By Alan Walsh
Giving pop journalists a hard time is the blood sports of groups. It's one of the occupational hazards of the job, as anyone who's ever been on the receiving end of the Beatles rapier remarks will tell you.
Last week, it was the Pink Floyd's turn, which was surprising, for their latest record "Apples And Oranges" isn't exactly setting the charts alight. Still, I managed to penetrate their initial unreceptive attitude and asked how they felt about the record bombing after "Arnold Layne" and "See Emily Play" had been so well received.
"Couldn't care less," was Syd Barrett's answer. For the Floyd don't really regard themselves as primarily a record group. Barrett is an advocate of musical anarchy. He believes that all the group can do is make a record which pleases them. If it's not commercial - too bad. "All we can do is make records which we like. If the kids don't, then they won't buy it." Ideally, believes Barrett, groups should record their own music, press their own records, distribute them and sell them. He feels that the application of commercial considerations is harmful to the music. He'd like to cut out the record company and wholesalers and retailers. "All middle men are bad," he said.
Co-manager Peter Jenner said that, anyway, the groups have far more idea of what the kids want than the record companies. Barrett said that the reason the kids dig the Beatles and Mick Jagger is not so much because of their music, but because they always do what they want to do and to hell with everyone else. "That's why the kids dig them - because they do what they want. The kids know this." I met Barrett and guitarist Roger Waters with managers Jenner and Andrew king at the Central Office of Information in Lambeth. They had been viewing a colour film insert of the group for a magazine programme on Britain networked across America and Canada. The number they filmed was "Jug Band Blues," written by Barrett which manager Jenner said he had wanted to release as their single instead of "Apples And Oranges." He said he was pressing for it to be their next single in the New Year. It is almost a poetic recitation by Barrett, with avant garde sound effects by the group. The centre passage is almost free form pop, with six members of the Salvation Army on the recording session told to "play what you like."

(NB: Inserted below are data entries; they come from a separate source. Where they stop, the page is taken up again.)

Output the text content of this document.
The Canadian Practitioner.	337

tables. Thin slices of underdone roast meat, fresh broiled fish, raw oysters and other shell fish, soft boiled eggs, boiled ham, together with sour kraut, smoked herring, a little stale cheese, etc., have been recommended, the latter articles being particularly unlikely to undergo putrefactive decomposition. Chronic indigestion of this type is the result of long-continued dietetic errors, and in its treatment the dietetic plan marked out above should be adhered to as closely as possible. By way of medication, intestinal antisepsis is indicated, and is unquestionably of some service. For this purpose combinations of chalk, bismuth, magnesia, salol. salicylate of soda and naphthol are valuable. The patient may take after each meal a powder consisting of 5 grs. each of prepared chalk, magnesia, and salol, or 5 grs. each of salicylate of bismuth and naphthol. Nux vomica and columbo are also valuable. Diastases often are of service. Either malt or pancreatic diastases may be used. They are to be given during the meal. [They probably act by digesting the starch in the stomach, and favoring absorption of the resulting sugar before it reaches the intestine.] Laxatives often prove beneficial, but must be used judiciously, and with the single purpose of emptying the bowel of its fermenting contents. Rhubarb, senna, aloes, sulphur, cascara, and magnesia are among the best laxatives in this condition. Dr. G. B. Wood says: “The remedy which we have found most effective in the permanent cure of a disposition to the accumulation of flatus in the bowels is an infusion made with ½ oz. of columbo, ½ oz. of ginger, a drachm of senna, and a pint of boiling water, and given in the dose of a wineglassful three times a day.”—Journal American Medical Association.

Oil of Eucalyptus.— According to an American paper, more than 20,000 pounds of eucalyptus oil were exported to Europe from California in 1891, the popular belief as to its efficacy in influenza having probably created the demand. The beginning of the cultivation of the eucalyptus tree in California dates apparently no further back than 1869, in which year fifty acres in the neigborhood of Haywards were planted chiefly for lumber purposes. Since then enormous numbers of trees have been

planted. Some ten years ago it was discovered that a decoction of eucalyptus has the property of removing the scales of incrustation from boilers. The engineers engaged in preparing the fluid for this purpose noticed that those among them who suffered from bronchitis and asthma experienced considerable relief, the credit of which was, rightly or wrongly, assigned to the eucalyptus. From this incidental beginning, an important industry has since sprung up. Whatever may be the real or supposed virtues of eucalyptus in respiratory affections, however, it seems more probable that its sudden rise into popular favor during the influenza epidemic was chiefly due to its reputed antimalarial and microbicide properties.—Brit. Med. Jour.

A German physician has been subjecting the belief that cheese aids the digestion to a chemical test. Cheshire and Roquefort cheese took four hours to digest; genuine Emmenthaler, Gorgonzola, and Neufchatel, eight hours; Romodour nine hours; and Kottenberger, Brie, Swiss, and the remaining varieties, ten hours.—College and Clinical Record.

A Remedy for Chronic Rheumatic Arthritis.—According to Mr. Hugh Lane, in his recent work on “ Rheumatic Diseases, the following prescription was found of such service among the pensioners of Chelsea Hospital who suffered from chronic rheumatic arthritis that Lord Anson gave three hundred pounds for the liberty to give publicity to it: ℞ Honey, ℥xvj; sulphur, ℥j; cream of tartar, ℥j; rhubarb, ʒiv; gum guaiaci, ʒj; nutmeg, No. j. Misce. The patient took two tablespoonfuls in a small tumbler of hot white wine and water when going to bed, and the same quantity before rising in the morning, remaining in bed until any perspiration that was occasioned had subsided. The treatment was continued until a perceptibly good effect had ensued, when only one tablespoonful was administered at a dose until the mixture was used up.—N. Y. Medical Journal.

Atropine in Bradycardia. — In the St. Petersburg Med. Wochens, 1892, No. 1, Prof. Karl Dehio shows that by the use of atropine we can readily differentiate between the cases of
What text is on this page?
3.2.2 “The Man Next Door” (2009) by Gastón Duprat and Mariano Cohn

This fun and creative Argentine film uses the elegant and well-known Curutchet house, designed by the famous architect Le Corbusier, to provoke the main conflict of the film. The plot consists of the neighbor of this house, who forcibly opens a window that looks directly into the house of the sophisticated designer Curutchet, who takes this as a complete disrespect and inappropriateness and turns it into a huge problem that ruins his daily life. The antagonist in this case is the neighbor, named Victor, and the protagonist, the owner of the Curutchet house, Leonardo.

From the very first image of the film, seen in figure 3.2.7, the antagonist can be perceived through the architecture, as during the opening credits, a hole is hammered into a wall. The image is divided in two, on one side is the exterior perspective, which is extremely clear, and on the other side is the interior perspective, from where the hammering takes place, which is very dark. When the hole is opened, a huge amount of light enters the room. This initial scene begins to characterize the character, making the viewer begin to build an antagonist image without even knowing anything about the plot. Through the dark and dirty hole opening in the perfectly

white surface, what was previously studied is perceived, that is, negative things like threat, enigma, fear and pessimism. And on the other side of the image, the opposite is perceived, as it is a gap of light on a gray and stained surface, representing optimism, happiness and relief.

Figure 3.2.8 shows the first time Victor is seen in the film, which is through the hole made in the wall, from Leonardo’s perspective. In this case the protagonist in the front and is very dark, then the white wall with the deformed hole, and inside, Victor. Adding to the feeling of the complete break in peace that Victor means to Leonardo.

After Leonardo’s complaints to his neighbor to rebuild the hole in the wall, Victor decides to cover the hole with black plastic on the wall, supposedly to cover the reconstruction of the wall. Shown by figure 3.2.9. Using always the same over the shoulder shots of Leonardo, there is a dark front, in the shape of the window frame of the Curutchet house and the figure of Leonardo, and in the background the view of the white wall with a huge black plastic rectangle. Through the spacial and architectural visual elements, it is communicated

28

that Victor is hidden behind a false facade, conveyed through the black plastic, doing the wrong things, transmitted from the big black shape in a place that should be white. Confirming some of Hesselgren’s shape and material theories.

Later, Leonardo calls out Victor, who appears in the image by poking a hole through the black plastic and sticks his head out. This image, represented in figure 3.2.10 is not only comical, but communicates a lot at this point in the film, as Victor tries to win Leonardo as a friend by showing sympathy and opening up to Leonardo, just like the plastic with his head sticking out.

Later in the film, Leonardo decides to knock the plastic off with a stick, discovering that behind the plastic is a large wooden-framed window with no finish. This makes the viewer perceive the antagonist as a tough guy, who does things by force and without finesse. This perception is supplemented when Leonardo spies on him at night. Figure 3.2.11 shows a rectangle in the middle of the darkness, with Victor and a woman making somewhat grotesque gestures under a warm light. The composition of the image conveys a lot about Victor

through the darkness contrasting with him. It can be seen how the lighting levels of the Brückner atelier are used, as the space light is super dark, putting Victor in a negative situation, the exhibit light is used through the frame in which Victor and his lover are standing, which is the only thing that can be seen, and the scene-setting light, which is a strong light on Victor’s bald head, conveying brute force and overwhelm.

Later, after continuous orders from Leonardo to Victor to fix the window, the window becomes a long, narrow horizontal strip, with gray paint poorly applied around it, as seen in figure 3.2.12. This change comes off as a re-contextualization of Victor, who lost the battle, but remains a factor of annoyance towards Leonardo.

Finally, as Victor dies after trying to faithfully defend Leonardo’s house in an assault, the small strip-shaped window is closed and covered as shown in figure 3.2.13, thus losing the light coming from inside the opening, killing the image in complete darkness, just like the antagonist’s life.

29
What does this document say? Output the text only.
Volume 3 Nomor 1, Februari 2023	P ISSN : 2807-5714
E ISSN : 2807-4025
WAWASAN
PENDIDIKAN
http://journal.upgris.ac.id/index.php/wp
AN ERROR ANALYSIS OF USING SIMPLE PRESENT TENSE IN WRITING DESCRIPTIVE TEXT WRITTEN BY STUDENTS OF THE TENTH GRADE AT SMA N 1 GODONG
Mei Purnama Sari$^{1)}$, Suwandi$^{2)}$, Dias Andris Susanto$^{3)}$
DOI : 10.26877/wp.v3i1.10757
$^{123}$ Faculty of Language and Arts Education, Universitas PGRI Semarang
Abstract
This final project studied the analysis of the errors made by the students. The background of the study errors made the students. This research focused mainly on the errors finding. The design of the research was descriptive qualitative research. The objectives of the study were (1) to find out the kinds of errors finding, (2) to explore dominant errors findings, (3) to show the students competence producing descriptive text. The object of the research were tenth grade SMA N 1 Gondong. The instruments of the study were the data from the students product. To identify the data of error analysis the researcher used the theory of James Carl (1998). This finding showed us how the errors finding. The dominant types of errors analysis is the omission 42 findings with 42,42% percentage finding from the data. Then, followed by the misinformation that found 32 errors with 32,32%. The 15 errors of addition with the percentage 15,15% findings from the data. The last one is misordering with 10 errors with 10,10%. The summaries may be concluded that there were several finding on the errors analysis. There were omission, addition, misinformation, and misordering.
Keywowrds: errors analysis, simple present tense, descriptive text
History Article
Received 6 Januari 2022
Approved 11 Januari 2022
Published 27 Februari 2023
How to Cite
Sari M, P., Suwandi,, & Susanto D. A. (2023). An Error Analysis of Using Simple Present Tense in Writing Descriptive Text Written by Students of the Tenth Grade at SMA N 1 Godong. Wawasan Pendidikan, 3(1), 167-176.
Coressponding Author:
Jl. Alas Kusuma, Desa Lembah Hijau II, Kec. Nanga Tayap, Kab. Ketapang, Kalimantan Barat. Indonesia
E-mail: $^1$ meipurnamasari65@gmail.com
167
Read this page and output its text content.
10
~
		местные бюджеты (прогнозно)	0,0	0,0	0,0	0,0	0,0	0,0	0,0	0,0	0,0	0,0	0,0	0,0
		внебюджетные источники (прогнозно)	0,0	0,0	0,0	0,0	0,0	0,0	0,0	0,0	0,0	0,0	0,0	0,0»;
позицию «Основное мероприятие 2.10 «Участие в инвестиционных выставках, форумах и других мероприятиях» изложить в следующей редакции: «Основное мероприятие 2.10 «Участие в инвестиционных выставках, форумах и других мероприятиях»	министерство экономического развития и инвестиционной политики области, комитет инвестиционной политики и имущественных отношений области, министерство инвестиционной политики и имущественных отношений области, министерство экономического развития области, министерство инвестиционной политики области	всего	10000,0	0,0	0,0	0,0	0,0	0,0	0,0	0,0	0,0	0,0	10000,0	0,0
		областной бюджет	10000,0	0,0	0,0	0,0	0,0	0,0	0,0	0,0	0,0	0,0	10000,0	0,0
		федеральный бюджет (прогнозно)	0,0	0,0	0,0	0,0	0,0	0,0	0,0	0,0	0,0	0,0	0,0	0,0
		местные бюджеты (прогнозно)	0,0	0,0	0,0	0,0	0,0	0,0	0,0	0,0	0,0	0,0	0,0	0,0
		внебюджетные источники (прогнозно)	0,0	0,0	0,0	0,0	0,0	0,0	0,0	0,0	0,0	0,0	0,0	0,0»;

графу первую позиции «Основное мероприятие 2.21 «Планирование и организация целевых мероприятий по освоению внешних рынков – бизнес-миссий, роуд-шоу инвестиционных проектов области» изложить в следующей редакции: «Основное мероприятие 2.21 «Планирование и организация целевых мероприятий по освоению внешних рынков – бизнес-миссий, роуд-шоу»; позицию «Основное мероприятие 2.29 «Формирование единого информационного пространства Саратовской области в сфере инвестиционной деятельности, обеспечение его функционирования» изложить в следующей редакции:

After the filming, we retired to a nearby coffee bar where Jenner said: "The group has been through a very confusing stage over the past few months and I think this has been reflected in their work.
"You can't take four people of this mental level - they used to be architects, an artist and even an educational cyberneticist - give them big success and not expect them to get confused. "But they are coming through a sort of de-confusing period now. They are not just a record group. They really pull people in to see them and their album has been terrifically received in this country and America. I think they've got a tremendous things ahead of them. They are really only just starting." The Floyds entry into the pop arena was as a psychedelic group. They came in on the surge of lights and psychedelia which is dwindling rapidly today. Were they still using lights or had they made any decision to abandon them ?
"Not at all," said Roger Waters, "With us, lights were not, and are not a gimmick. We believe that a good light show enhances the music. Groups who adopted lights as a gimmick are now being forced to drop them, but there's no reason why we should.
"In this country, groups were forced to provide their own light shows, whereas in the States, it was the clubs who provided the lights."
"Really," said Barrett, "we have only just started to scrape the surface of effects and ideas of lights and music combined; we think that the music and the lights are part of the same scene, one enhances and adds to the other.
"But we feel that in the future, groups are going to have to offer much more than just a pop show. They'll have to offer a well-presented theatre show."